After half a century of uneasy balance between the digital and the tangible, a third realm has emerged. A whole new reality generated by non-human agents is now threatening humanity’s hegemonic control over the real. Synthetic data is colonising the digital space at an astonishing pace. In fields like stock image production, human output is already peripheral. After such a swift shift, we now have to confront the idea of these non-human actors rewriting materiality itself. Perhaps our exhausted physical world and oversaturated virtual sphere are already obsolete, and reality can only be bug-fixed through synthetic consciousness and neural architectures.
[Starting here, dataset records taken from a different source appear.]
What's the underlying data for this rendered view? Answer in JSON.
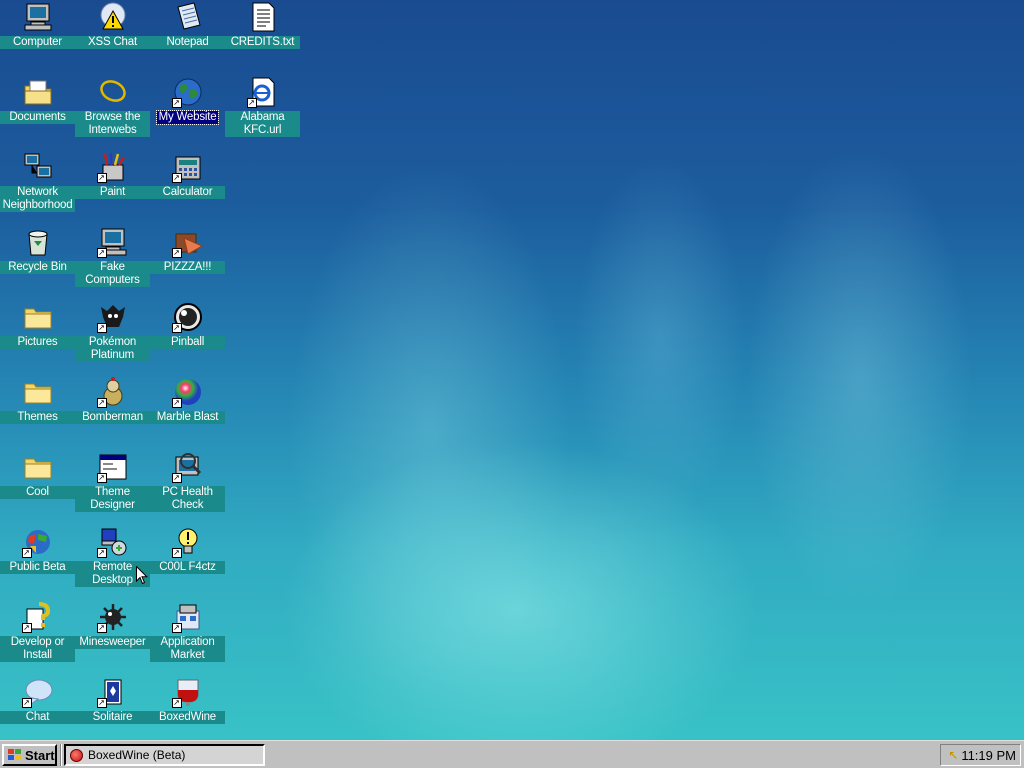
{
  "desktop": {
    "icons": [
      {
        "name": "icon-computer",
        "label": "Computer",
        "icon": "computer-icon",
        "shortcut": false
      },
      {
        "name": "icon-xss-chat",
        "label": "XSS Chat",
        "icon": "xss-chat-icon",
        "shortcut": false
      },
      {
        "name": "icon-notepad",
        "label": "Notepad",
        "icon": "notepad-icon",
        "shortcut": false
      },
      {
        "name": "icon-credits",
        "label": "CREDITS.txt",
        "icon": "text-file-icon",
        "shortcut": false
      },
      {
        "name": "icon-documents",
        "label": "Documents",
        "icon": "documents-folder-icon",
        "shortcut": false
      },
      {
        "name": "icon-browse",
        "label": "Browse the\nInterwebs",
        "icon": "browser-icon",
        "shortcut": false
      },
      {
        "name": "icon-my-website",
        "label": "My Website",
        "icon": "globe-icon",
        "shortcut": true,
        "selected": true
      },
      {
        "name": "icon-alabama-kfc",
        "label": "Alabama\nKFC.url",
        "icon": "internet-shortcut-icon",
        "shortcut": true
      },
      {
        "name": "icon-network",
        "label": "Network\nNeighborhood",
        "icon": "network-icon",
        "shortcut": false
      },
      {
        "name": "icon-paint",
        "label": "Paint",
        "icon": "paint-icon",
        "shortcut": true
      },
      {
        "name": "icon-calculator",
        "label": "Calculator",
        "icon": "calculator-icon",
        "shortcut": true
      },
      {
        "name": "icon-recycle-bin",
        "label": "Recycle Bin",
        "icon": "recycle-bin-icon",
        "shortcut": false
      },
      {
        "name": "icon-fake-computers",
        "label": "Fake\nComputers",
        "icon": "computer-icon",
        "shortcut": true
      },
      {
        "name": "icon-pizza",
        "label": "PIZZZA!!!",
        "icon": "pizza-icon",
        "shortcut": true
      },
      {
        "name": "icon-pictures",
        "label": "Pictures",
        "icon": "folder-icon",
        "shortcut": false
      },
      {
        "name": "icon-pokemon",
        "label": "Pokémon\nPlatinum",
        "icon": "pokemon-icon",
        "shortcut": true
      },
      {
        "name": "icon-pinball",
        "label": "Pinball",
        "icon": "pinball-icon",
        "shortcut": true
      },
      {
        "name": "icon-themes",
        "label": "Themes",
        "icon": "folder-icon",
        "shortcut": false
      },
      {
        "name": "icon-bomberman",
        "label": "Bomberman",
        "icon": "bomberman-icon",
        "shortcut": true
      },
      {
        "name": "icon-marble-blast",
        "label": "Marble Blast",
        "icon": "marble-icon",
        "shortcut": true
      },
      {
        "name": "icon-cool",
        "label": "Cool",
        "icon": "folder-icon",
        "shortcut": false
      },
      {
        "name": "icon-theme-designer",
        "label": "Theme\nDesigner",
        "icon": "window-icon",
        "shortcut": true
      },
      {
        "name": "icon-pc-health",
        "label": "PC Health\nCheck",
        "icon": "health-check-icon",
        "shortcut": true
      },
      {
        "name": "icon-public-beta",
        "label": "Public Beta",
        "icon": "public-beta-icon",
        "shortcut": true
      },
      {
        "name": "icon-remote-desktop",
        "label": "Remote\nDesktop",
        "icon": "remote-desktop-icon",
        "shortcut": true
      },
      {
        "name": "icon-cool-facts",
        "label": "C00L F4ctz",
        "icon": "lightbulb-icon",
        "shortcut": true
      },
      {
        "name": "icon-develop",
        "label": "Develop or\nInstall",
        "icon": "develop-icon",
        "shortcut": true
      },
      {
        "name": "icon-minesweeper",
        "label": "Minesweeper",
        "icon": "mine-icon",
        "shortcut": true
      },
      {
        "name": "icon-app-market",
        "label": "Application\nMarket",
        "icon": "market-icon",
        "shortcut": true
      },
      {
        "name": "icon-chat",
        "label": "Chat",
        "icon": "chat-bubble-icon",
        "shortcut": true
      },
      {
        "name": "icon-solitaire",
        "label": "Solitaire",
        "icon": "solitaire-icon",
        "shortcut": true
      },
      {
        "name": "icon-boxedwine",
        "label": "BoxedWine",
        "icon": "wine-glass-icon",
        "shortcut": true
      }
    ]
  },
  "taskbar": {
    "start_label": "Start",
    "task_label": "BoxedWine (Beta)",
    "clock": "11:19 PM"
  },
  "colors": {
    "label_bg": "#1a8a8a",
    "selection": "#000080",
    "taskbar": "#c0c0c0"
  }
}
In Philip K. Dick’s The Three Stigmata of Palmer Eldritch hallucinogenic Chew-Z users, enter recursive, self-generating dimensions much like the readers of Borges’ Tlön Encyclopedia. Alongside William Gibson’s cyber-visions, these texts prefigured the auto-evolutive information technologies now sprouting everywhere.
Reality’s instability has become one of the defining traits of an era in which the material, the digital and the generative compete for our time and attention. The list of artists and works included in this program attempts to showcase this multiplicity of realities and these infosystems’ ontological fragility. Hybrid formats mixing live action, CG and generated footage, meme cinema, game-engine narratives and films that question the boundaries between human and algorithmic authorship make StreamSlip, the digital moving image selection of Voltaje’s 2025 edition.
These works fuse critical theory with speculative fiction in an attempt to make some sense of our increasingly nonsensical world. The cosmic horror that haunted modern societies – a universe that expanded beyond human comprehension – has mutated into an absurd quantum farce, with tinges of dark comedy, in which information qubits drift aimlessly throughout the invisible landscapes of the nanosphere.